Connect the Survivor with Resources
You can provide important information about on-and-off campus resources for when the survivor is ready for additional support. You could start by making them aware of this website if they are not aware of it already. You can also provide their information to the Title IX Coordinator so the Title IX Coordinator can make a confidential outreach for support services.
Step 3: Contact Your Title IX Coordinator
Contacting the Title IX Coordinator
Guidance for Employees: At the earliest possible time (ideally within 24 hours) after you receive information that someone experienced sexual misconduct, employees must report it to your University’s Title IX Coordinator. You will need to report all relevant details about the incident(s) disclosed by the reporter.

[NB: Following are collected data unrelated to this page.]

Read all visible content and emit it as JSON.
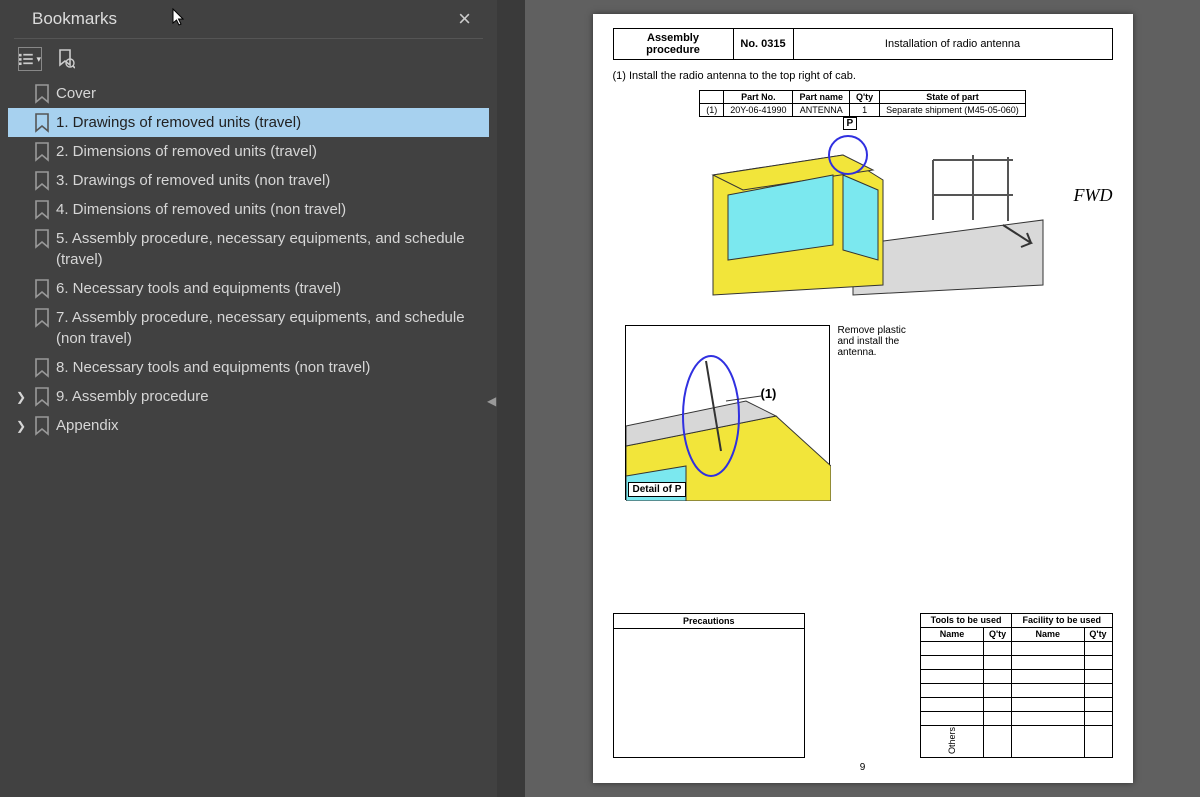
{
  "sidebar": {
    "title": "Bookmarks",
    "items": [
      {
        "label": "Cover",
        "expandable": false,
        "selected": false
      },
      {
        "label": "1. Drawings of removed units (travel)",
        "expandable": false,
        "selected": true
      },
      {
        "label": "2. Dimensions of removed units (travel)",
        "expandable": false,
        "selected": false
      },
      {
        "label": "3. Drawings of removed units (non travel)",
        "expandable": false,
        "selected": false
      },
      {
        "label": "4. Dimensions of removed units (non travel)",
        "expandable": false,
        "selected": false
      },
      {
        "label": "5. Assembly procedure, necessary equipments, and schedule (travel)",
        "expandable": false,
        "selected": false
      },
      {
        "label": "6. Necessary tools and equipments (travel)",
        "expandable": false,
        "selected": false
      },
      {
        "label": "7. Assembly procedure, necessary equipments, and schedule (non travel)",
        "expandable": false,
        "selected": false
      },
      {
        "label": "8. Necessary tools and equipments (non travel)",
        "expandable": false,
        "selected": false
      },
      {
        "label": "9. Assembly procedure",
        "expandable": true,
        "selected": false
      },
      {
        "label": "Appendix",
        "expandable": true,
        "selected": false
      }
    ]
  },
  "doc": {
    "header": {
      "col1_label": "Assembly procedure",
      "col2_label": "No. 0315",
      "col3_label": "Installation of radio antenna"
    },
    "step_text": "(1)  Install the radio antenna to the top right of cab.",
    "parts_header": {
      "c1": "Part No.",
      "c2": "Part name",
      "c3": "Q'ty",
      "c4": "State of part"
    },
    "parts_row": {
      "idx": "(1)",
      "c1": "20Y-06-41990",
      "c2": "ANTENNA",
      "c3": "1",
      "c4": "Separate shipment (M45-05-060)"
    },
    "p_marker": "P",
    "fwd_text": "FWD",
    "detail_callout": "(1)",
    "detail_caption": "Remove plastic and install the antenna.",
    "detail_label": "Detail of P",
    "precautions_label": "Precautions",
    "tools_header": "Tools to be used",
    "facility_header": "Facility to be used",
    "name_label": "Name",
    "qty_label": "Q'ty",
    "others_label": "Others",
    "page_number": "9"
  }
}
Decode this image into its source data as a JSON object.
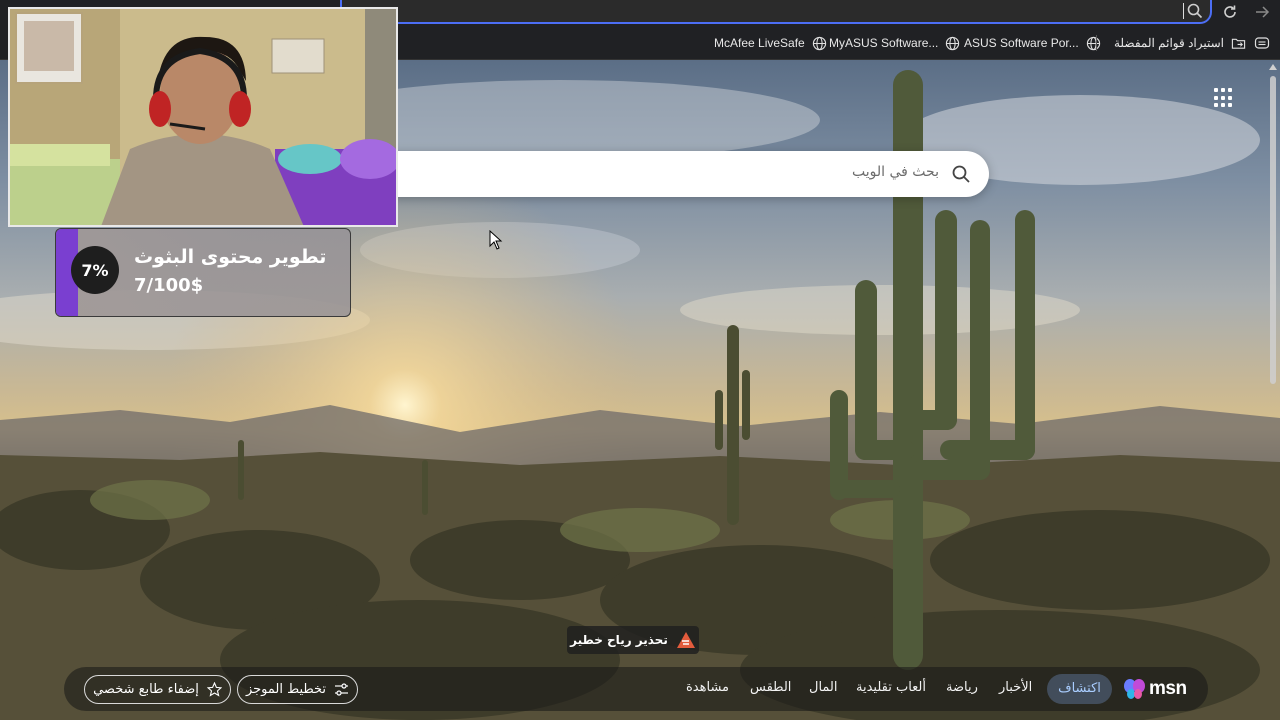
{
  "favorites_bar": {
    "items": [
      {
        "label": "McAfee LiveSafe",
        "icon": "globe-icon"
      },
      {
        "label": "MyASUS Software...",
        "icon": "globe-icon"
      },
      {
        "label": "ASUS Software Por...",
        "icon": "globe-icon"
      },
      {
        "label": "استيراد قوائم المفضلة",
        "icon": "folder-import-icon"
      }
    ]
  },
  "search": {
    "placeholder": "بحث في الويب"
  },
  "alert": {
    "text": "تحذير رياح خطير"
  },
  "bottom_nav": {
    "brand": "msn",
    "active_tab": "اكتشاف",
    "tabs": [
      "الأخبار",
      "رياضة",
      "ألعاب تقليدية",
      "المال",
      "الطقس",
      "مشاهدة"
    ],
    "plan_button": "تخطيط الموجز",
    "personalize_button": "إضفاء طابع شخصي"
  },
  "donation_goal": {
    "percent": "7%",
    "title": "تطوير محتوى البثوث",
    "amount": "7/100$",
    "progress": 0.07
  },
  "colors": {
    "accent": "#7a3fd0",
    "omnibox_border": "#4c6ef5",
    "active_tab_text": "#a9cdff"
  }
}
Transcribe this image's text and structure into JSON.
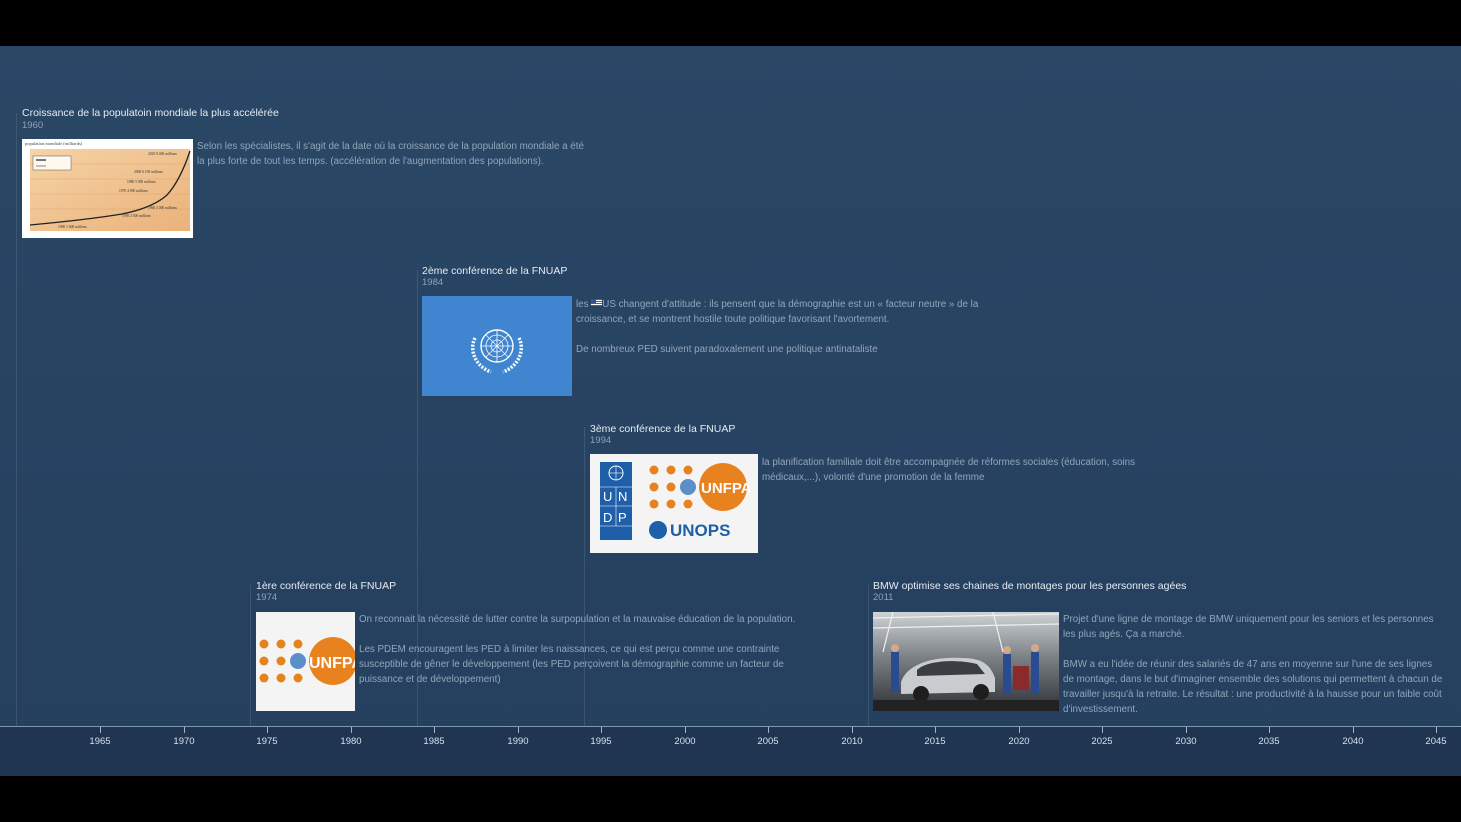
{
  "events": {
    "e1960": {
      "title": "Croissance de la populatoin mondiale la plus accélérée",
      "year": "1960",
      "paragraphs": [
        "Selon les spécialistes, il s'agit de la date où la croissance de la population mondiale a été la plus forte de tout les temps. (accélération de l'augmentation des popula­tions)."
      ]
    },
    "e1984": {
      "title": "2ème conférence de la FNUAP",
      "year": "1984",
      "para1_before": "les ",
      "para1_after": "US changent d'attitude : ils pensent que la démographie est un « facteur neutre » de la croissance, et se montrent hostile  toute politique favorisant l'avortement.",
      "para2": "De nombreux PED suivent paradoxalement une politique antinataliste"
    },
    "e1994": {
      "title": "3ème conférence de la FNUAP",
      "year": "1994",
      "para1": "la planification familiale doit être accompagnée de réformes sociales (éducation, soins médicaux,...), volonté d'une promotion de la femme"
    },
    "e1974": {
      "title": "1ère conférence de la FNUAP",
      "year": "1974",
      "para1": "On reconnait la nécessité de lutter contre la surpopulation et la mauvaise éducation de la popula­tion.",
      "para2": "Les PDEM encouragent les PED à limiter les naissances, ce qui est perçu comme une contrainte susceptible de gêner le développement (les PED perçoivent la démographie comme un facteur de puissance et de développement)"
    },
    "e2011": {
      "title": "BMW optimise ses chaines de montages pour les personnes agées",
      "year": "2011",
      "para1": "Projet d'une ligne de montage de BMW uniquement pour les seniors et les personnes les plus agés. Ça a marché.",
      "para2": "BMW a eu l'idée de réunir des salariés de 47 ans en moyenne sur l'une de ses lignes de montage, dans le but d'imaginer ensemble des solutions qui permettent à chacun de travailler jusqu'à la retraite. Le résultat : une productivité à la hausse pour un faible coût d'investissement."
    }
  },
  "images": {
    "chart_label": "population mondiale (milliards)",
    "chart_annotations": [
      "2025 8 400 millions",
      "2000 6 100 millions",
      "1980 5 000 millions",
      "1970 4 000 millions",
      "1960 3 000 millions",
      "1950 2 500 millions",
      "1900 1 600 millions"
    ],
    "undp_letters": [
      "U",
      "N",
      "D",
      "P"
    ],
    "unfpa_text": "UNFPA",
    "unops_text": "UNOPS"
  },
  "axis": {
    "ticks": [
      "1965",
      "1970",
      "1975",
      "1980",
      "1985",
      "1990",
      "1995",
      "2000",
      "2005",
      "2010",
      "2015",
      "2020",
      "2025",
      "2030",
      "2035",
      "2040",
      "2045"
    ]
  },
  "colors": {
    "background": "#2a4766",
    "axis_bar": "#1f3552",
    "un_blue": "#3f85d0",
    "unfpa_orange": "#e8821f",
    "undp_blue": "#1f5ea8"
  }
}
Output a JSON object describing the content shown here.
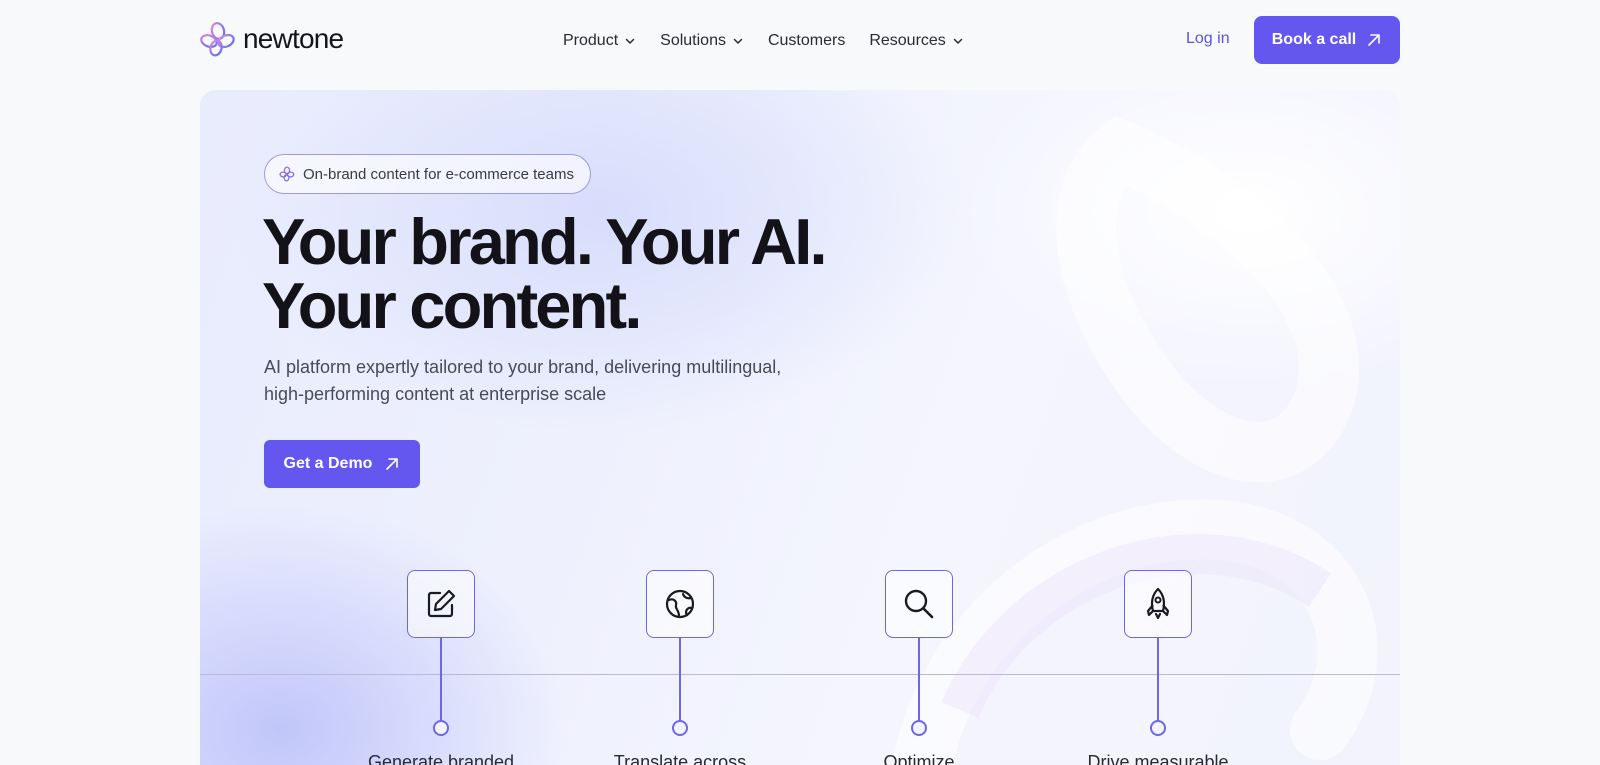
{
  "brand": {
    "name": "newtone",
    "accent": "#6357ef"
  },
  "nav": {
    "items": [
      {
        "label": "Product",
        "has_dropdown": true
      },
      {
        "label": "Solutions",
        "has_dropdown": true
      },
      {
        "label": "Customers",
        "has_dropdown": false
      },
      {
        "label": "Resources",
        "has_dropdown": true
      }
    ],
    "login_label": "Log in",
    "cta_label": "Book a call"
  },
  "hero": {
    "badge": "On-brand content for e-commerce teams",
    "headline_line1": "Your brand. Your AI.",
    "headline_line2": "Your content.",
    "subtitle_line1": "AI platform expertly tailored to your brand, delivering multilingual,",
    "subtitle_line2": "high-performing content at enterprise scale",
    "cta_label": "Get a Demo"
  },
  "features": [
    {
      "icon": "edit-icon",
      "label": "Generate branded"
    },
    {
      "icon": "globe-icon",
      "label": "Translate across"
    },
    {
      "icon": "search-icon",
      "label": "Optimize"
    },
    {
      "icon": "rocket-icon",
      "label": "Drive measurable"
    }
  ]
}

This includes the names of the reporter, the accused, and any witnesses, as well as any other relevant facts, including the date, time, and specific location of the incident. Once you have reported to your University’s Title IX Coordinator, you do not need to take further action. If the person requests another service from you (such as a make-up assignment or housing change), consult with the Title IX Coordinator if you have any concerns for granting the request.
Students and other non-employees are also encouraged to report so that the survivor can receive confidential support services. Understand, however, that you may be contacted for follow-up information as the University gathers information. It is okay to note on a report information that you do not have at that time, or to clarify if the information is not something you witnessed firsthand.
Remember, report what you know, but you are not expected to investigate.